Testing The Untestable

A long time problem for automated end-to-end testing has been testing production systems that have no test system available for testing.

A classic example is payment systems and other financial endpoints. Other examples I have worked with include college admission systems, insurance company APIs, loan system endpoints and many local and federal government services that cannot afford or are unable to provide test systems you can use.

Traditionally end-to-end testing with Selenium did not provide simple ways to overcome this problem. This in turn, frequently leads to automation that is very limited in scope and/or require clunky manual intervention and/or manual testing. These challenges only grow when we try to run our test suites in CI systems which require full automation.
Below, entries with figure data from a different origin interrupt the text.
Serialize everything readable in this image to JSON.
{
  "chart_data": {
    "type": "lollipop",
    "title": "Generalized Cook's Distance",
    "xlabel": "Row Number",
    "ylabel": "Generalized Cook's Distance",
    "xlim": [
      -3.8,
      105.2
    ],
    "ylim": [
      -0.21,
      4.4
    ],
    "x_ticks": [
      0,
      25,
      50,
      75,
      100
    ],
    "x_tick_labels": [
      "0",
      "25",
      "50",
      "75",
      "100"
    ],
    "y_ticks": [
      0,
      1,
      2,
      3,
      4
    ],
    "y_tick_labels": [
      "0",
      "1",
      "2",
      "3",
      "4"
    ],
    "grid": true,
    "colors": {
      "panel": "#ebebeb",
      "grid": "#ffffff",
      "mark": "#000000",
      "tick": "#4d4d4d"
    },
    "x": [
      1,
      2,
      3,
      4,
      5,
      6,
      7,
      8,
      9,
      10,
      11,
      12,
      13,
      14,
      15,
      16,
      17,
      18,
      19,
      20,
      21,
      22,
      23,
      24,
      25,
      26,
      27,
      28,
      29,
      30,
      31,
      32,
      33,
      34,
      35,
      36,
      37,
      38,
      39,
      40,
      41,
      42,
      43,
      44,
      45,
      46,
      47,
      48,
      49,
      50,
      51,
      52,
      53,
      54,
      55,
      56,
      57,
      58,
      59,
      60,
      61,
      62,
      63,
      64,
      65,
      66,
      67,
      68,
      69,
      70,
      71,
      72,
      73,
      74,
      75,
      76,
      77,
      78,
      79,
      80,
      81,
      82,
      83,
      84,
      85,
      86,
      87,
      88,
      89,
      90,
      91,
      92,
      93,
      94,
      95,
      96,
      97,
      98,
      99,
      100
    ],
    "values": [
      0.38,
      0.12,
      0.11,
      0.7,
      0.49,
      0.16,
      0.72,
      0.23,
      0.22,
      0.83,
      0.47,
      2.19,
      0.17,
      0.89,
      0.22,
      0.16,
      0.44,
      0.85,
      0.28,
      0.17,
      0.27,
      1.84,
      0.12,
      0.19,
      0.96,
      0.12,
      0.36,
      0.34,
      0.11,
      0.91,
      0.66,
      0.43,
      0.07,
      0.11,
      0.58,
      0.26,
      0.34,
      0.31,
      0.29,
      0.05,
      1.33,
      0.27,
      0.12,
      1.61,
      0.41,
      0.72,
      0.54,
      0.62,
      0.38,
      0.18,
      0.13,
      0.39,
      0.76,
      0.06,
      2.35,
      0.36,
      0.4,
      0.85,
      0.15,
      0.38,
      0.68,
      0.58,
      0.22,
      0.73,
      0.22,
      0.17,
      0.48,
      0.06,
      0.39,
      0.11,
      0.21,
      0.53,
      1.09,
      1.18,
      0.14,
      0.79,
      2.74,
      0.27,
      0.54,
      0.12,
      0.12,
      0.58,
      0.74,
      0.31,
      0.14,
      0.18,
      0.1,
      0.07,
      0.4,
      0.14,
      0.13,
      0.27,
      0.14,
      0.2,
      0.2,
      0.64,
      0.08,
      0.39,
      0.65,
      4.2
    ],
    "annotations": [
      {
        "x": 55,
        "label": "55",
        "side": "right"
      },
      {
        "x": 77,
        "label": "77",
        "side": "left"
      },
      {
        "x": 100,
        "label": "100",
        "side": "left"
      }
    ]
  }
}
Modern approaches have now given us tools and knowledge on how to address this. A couple of solutions are shown below

  1. Create a local server that serves the same responses that the actual API will provide and then configure test runs to start and use this server. This typically means getting a sample response from the real API and then building test responses using this. One item that frequently needs to be addressed is using some form of unique ID generator to provide unique ID's that real responses would provide.
  2. Use a framework such as Cypress or Playwright that provide you with the easy ability to mock out responses from a real server. These tools provide many of the pieces that you would end up building yourself if you went with the first option of a test server.

An important part of a good solution will be to test at multiple levels. Given the above solutions involve mocking out live responses you should consider integration tests (if possible) to verify that production endpoints are still valid and of course a base of high coverage unit tests for actual functionality. You might also consider a few happy path smoke tests for production with sad cases covered in test systems. Production monitoring of live endpoints rather than going through brower UIs is another option to consider.